When it comes to dental burs, they come in different shapes, sizes, and varieties, each with its own set of benefits. Some people are better at particular things, but making the right decisions is critical to your practice’s economic success. We’ve looked at five different kinds of dental operative burs and given information to assist you to choose the correct one for your dental or orthodontic practice.
These are used with high-speed handpieces. Because diamond is one of the toughest known materials, these burs are routinely used to cut through zirconia or grind porcelain. Diamond burs are available in a variety of shapes and grits, ranging from ultra-fine to super coarse. Diamond burs are very effective when cutting away porcelain restorative material. They’re used for crown and veneer procedures because they’re developed to minimize tooth structure. They are of excellent quality and provide excellent accuracy, allowing for a quick and smooth cut.
When to use: Cutting through the porcelain, polishing.

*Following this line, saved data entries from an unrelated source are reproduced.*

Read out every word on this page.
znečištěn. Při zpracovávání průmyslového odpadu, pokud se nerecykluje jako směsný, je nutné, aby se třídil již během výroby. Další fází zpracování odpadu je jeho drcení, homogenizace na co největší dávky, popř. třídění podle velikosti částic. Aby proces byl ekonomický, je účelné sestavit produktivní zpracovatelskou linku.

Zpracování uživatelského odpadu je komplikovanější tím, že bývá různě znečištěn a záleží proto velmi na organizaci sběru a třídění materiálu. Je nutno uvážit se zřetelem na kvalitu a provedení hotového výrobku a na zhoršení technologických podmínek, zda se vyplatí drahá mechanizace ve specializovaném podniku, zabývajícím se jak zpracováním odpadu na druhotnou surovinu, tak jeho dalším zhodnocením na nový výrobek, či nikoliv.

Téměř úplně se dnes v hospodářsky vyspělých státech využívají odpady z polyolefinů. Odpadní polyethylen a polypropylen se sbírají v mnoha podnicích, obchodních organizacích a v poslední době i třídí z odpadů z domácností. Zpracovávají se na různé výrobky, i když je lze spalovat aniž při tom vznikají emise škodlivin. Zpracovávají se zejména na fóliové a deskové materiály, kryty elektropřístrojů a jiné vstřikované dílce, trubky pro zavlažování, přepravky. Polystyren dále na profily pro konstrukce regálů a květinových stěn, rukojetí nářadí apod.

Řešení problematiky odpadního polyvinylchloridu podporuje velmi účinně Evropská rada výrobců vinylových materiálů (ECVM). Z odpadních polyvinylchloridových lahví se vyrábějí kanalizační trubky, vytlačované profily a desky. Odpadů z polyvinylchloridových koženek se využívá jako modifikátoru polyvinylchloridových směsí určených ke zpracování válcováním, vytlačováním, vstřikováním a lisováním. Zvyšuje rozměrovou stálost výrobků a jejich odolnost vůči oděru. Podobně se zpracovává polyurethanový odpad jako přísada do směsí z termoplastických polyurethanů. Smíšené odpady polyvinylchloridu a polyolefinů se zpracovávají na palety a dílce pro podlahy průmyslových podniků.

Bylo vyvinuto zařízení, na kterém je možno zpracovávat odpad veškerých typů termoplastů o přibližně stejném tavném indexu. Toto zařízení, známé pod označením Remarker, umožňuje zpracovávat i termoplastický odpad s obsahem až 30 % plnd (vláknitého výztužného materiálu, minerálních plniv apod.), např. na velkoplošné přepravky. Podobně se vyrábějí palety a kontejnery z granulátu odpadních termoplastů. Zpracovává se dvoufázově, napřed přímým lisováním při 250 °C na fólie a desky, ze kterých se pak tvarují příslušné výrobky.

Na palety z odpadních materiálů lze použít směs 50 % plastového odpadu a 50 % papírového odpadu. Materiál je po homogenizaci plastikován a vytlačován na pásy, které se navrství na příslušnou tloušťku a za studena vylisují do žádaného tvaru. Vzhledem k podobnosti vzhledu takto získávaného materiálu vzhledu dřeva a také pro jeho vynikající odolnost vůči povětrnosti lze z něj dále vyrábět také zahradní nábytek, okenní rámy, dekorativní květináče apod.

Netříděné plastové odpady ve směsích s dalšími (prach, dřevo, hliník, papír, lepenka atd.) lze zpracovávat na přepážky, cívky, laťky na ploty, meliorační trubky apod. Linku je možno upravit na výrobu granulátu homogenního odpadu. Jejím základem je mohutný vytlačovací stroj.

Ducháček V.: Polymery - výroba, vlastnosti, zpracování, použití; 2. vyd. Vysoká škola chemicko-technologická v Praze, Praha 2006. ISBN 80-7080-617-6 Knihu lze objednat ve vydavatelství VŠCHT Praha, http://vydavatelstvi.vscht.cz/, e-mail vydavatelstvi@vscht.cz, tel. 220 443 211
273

These burs are made of Tungsten carbide. It is three times stiffer than steel. Because it is made of such a durable substance, it can keep its sharpness for a long time, making it an excellent cutting tool. Carbide burs come in a variety of shapes, similar to diamond burs. Because of the incisions formed in the bur’s head, they are effective cutting devices with minimum debris buildup. Carbide burs are easier to work with when it comes to removing metal-based restorations, as well as trimming and polishing macro-filled and hybrid composites
When to use: These are used to prepare teeth for dental fillings and to shape bones before other treatments. They can also be used to remove old fillings.
Steel burs are a low-cost method of cavity preparation and dentine removal. These types of burs are soft, more flexible, and more robust to chipping and breaking than carbide burs, but they blunt more quickly due to their flexibility.
When to use: Steel burs are used for cavity preparation and dentine removal.
Ceramic dental burs are used to modify acrylic parts used in dental operations. Since they do not conduct heat, they do not heat up like other dental burs. It’s also a fantastic choice for adjusting thermoplastics. With ceramic burs, there is a low chance of burns.
When to use: These are used to adjust acrylic pieces in dental operations.
Cross-cut tapered fissure
Because cross-cut burs have more cuts in the blade, they give more efficient cutting action with less debris buildup. Tapered crosscut fissure burs are used for sectioning multi-rooted teeth and reducing crown height.